Савойские трубочисты жили несколько в иных условиях. Придя в город, они разбивались на группы по деревням. У жителей каждой деревни в столице были свои общая спальня и общая столовая. Аскетического вида дом на какой-нибудь парижской улице мог казаться частью Парижа, а на самом деле был савойской колонией, которой управлял савойский учитель трубочистов. Этот учитель мог также продавать горшки и сковороды и следить за мальчиками, когда они шли по городу, выкрикивая: «Haut en bas!» («Сверху вниз!»). Если мальчик крал деньги или плохо вел себя, его наказывали так, как полагалось по савойским обычаям. Мальчиков, убегавших в глухие закоулки, всегда находили: трубочисты знали Париж так же хорошо, как любой полицейский, и лучше многих парижан. В тяжелых случаях виновного изгоняли из общины.
Мальчик, подвергнутый этому «изгнанию во время ссылки», мог найти работу, если становился со своими наколенниками и скребком в толпу безработных сорванцов у ворот Сен-Дени и на улице Бас-дю-Рампар, там, где позже возникла площадь Оперы. Если ему везло, его могло взять на воспитание какое-нибудь благотворительное общество и обучить какой-нибудь профессии. Если не везло, какой-нибудь сутенер мог обучить его мужской проституции, одеть подходящим образом, и он становился одним из сотен «petits j'esus» («мальчиков по вызову»), которые работали на Елисейских Полях и в других местах на окраинах Парижа.

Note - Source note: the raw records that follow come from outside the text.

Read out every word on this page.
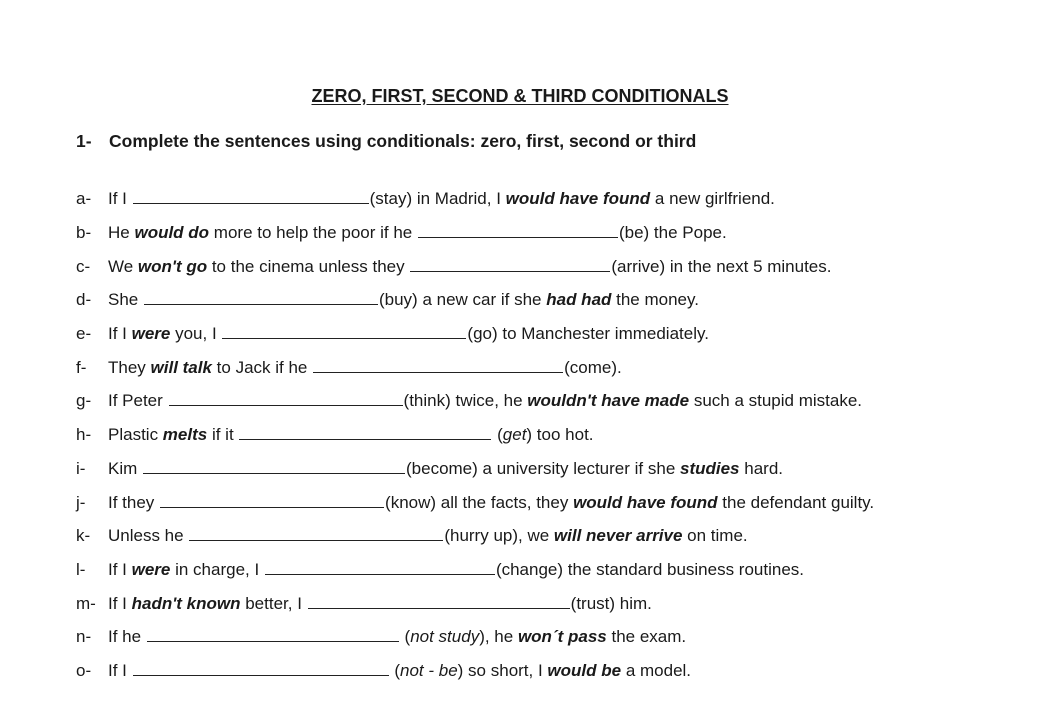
ZERO, FIRST, SECOND & THIRD CONDITIONALS
1- Complete the sentences using conditionals: zero, first, second or third
a- If I	(stay) in Madrid, I would have found a new girlfriend.
b- He would do more to help the poor if he	(be) the Pope.
c- We won't go to the cinema unless they	(arrive) in the next 5 minutes.
d- She	(buy) a new car if she had had the money.
e- If I were you, I	(go) to Manchester immediately.
f- They will talk to Jack if he	(come).
g- If Peter	(think) twice, he wouldn't have made such a stupid mistake.
h- Plastic melts if it	(get) too hot.
i- Kim	(become) a university lecturer if she studies hard.
j- If they	(know) all the facts, they would have found the defendant guilty.
k- Unless he	(hurry up), we will never arrive on time.
l- If I were in charge, I	(change) the standard business routines.
m- If I hadn't known better, I	(trust) him.
n- If he	(not study), he won´t pass the exam.
o- If I	(not - be) so short, I would be a model.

Если трубочист не погибал от удушья, не заболевал болезнью легких, не становился слепым и ни разу не падал с крыши, он мог однажды стать печником и начать работать самостоятельно. Почти все трубочисты возвращались домой, чтобы жениться. Они никогда не порывали связь со своей родиной. Вылезая из трубы на крышу парижского многоквартирного дома, савойский трубочист всегда видел с нее Альпы.
Отряды жнецов и армии детей составляют около 15 процентов от примерно полумиллиона людей, передвигавшихся по Франции. Эти группы мигрантов концентрировались на сравнительно небольших пространствах и жили совместно. Другие «движущиеся» люди, например упомянутые в армейском учебнике странствующие торговцы и контрабандисты, охватывали более обширные территории и двигались по лабиринту дорог, как сок по дереву.